Também muitos pastores não têm verdadeiro amor nem às ovelhas nem sequer ao cajado. Interessa-lhes sobretudo tirar proveito do cajado, não hesitando, se for rentável para eles, em matar as ovelhas à cajadada.

Graças a Deus – justamente a esse Deus como Jesus no-lo apresenta – há também muita gente que se sente inteiramente paga por gastar a vida («dar a vida») a descobrir novos pastos e mais seguros. Porque «dar a vida» não é entregar-se à morte, como um suicídio mais ou menos lento: é, isso sim, não ser avarento da vida, colhendo a alegria e o prazer de ajudar os outros a viver melhor. Como o ininterrupto passa-vida de pais a filhos.

Merece ser notado, neste texto do evangelho, como o pastor procura assegurar alimento sem esquecer a liberdade de movimentação. Tem um conhecimento “personalizado” das ovelhas – no vocabulário bíblico, «conhecer» tem a densidade de uma ligação profunda com a outra pessoa, podendo até significar a mais íntima relação amorosa.

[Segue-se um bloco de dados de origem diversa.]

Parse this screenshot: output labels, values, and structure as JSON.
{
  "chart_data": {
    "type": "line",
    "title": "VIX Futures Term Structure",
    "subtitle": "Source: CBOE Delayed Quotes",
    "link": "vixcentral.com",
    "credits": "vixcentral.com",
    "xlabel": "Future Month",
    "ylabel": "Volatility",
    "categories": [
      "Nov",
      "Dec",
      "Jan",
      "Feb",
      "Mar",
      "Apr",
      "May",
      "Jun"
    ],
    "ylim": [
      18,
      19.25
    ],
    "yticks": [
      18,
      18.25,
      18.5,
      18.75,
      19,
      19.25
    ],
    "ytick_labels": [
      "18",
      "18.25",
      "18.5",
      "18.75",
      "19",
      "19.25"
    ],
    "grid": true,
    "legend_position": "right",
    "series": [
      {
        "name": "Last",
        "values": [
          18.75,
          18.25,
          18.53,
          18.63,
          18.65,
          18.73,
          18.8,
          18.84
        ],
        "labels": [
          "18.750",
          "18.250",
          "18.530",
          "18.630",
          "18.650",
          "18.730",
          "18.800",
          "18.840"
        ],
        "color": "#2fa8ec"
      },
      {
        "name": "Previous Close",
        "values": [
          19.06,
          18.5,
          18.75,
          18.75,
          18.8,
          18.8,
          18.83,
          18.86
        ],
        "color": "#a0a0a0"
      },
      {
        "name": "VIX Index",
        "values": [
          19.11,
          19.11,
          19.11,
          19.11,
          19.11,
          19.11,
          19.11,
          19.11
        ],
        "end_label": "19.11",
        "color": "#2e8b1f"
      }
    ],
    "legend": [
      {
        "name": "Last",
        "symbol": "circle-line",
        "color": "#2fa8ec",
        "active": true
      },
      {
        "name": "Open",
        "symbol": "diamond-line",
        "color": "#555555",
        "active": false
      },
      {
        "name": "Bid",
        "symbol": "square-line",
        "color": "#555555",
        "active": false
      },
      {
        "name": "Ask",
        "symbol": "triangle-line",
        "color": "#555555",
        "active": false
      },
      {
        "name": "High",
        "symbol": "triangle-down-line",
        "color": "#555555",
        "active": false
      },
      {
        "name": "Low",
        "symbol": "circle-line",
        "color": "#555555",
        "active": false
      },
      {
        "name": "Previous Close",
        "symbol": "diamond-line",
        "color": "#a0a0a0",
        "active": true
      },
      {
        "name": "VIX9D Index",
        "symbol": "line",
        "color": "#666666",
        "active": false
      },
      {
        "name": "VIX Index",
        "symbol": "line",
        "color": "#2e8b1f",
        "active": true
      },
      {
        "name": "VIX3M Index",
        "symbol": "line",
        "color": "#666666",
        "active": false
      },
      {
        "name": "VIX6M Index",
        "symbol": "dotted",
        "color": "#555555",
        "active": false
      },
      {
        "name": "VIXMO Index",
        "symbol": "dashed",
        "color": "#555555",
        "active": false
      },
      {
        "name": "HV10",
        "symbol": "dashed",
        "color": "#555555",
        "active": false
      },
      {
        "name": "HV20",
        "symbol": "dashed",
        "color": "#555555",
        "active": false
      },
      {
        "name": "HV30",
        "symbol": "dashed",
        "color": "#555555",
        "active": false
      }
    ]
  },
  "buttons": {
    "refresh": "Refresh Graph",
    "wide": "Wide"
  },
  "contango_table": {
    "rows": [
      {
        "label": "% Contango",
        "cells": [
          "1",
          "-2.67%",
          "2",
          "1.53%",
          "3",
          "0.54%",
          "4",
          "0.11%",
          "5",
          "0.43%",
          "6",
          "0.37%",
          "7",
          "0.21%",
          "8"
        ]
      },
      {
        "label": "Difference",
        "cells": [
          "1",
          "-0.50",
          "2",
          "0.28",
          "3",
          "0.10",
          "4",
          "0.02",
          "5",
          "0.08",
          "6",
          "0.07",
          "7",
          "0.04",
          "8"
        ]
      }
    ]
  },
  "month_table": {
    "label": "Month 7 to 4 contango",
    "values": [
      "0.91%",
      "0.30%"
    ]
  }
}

Nos dias de hoje, Jesus Cristo até que podia apresentar-se como banqueiro. Um banqueiro com discernimento para o negócio, mas que está sobretudo empenhado em partilhar esse discernimento com toda a gente. Aceita qualquer depósito, mas converte as taxas em capital para o bem dos depositantes. Não foge quando chega a hora de investir pelos que precisam. Indiscutivelmente, o melhor banqueiro. E quando empresários ou políticos invejosos, descontentes por não poderem juntar acima do que é justo, ameaçam de morte, ele não recua. Aliás, já industriou os clientes para saberem passar por cima da crise.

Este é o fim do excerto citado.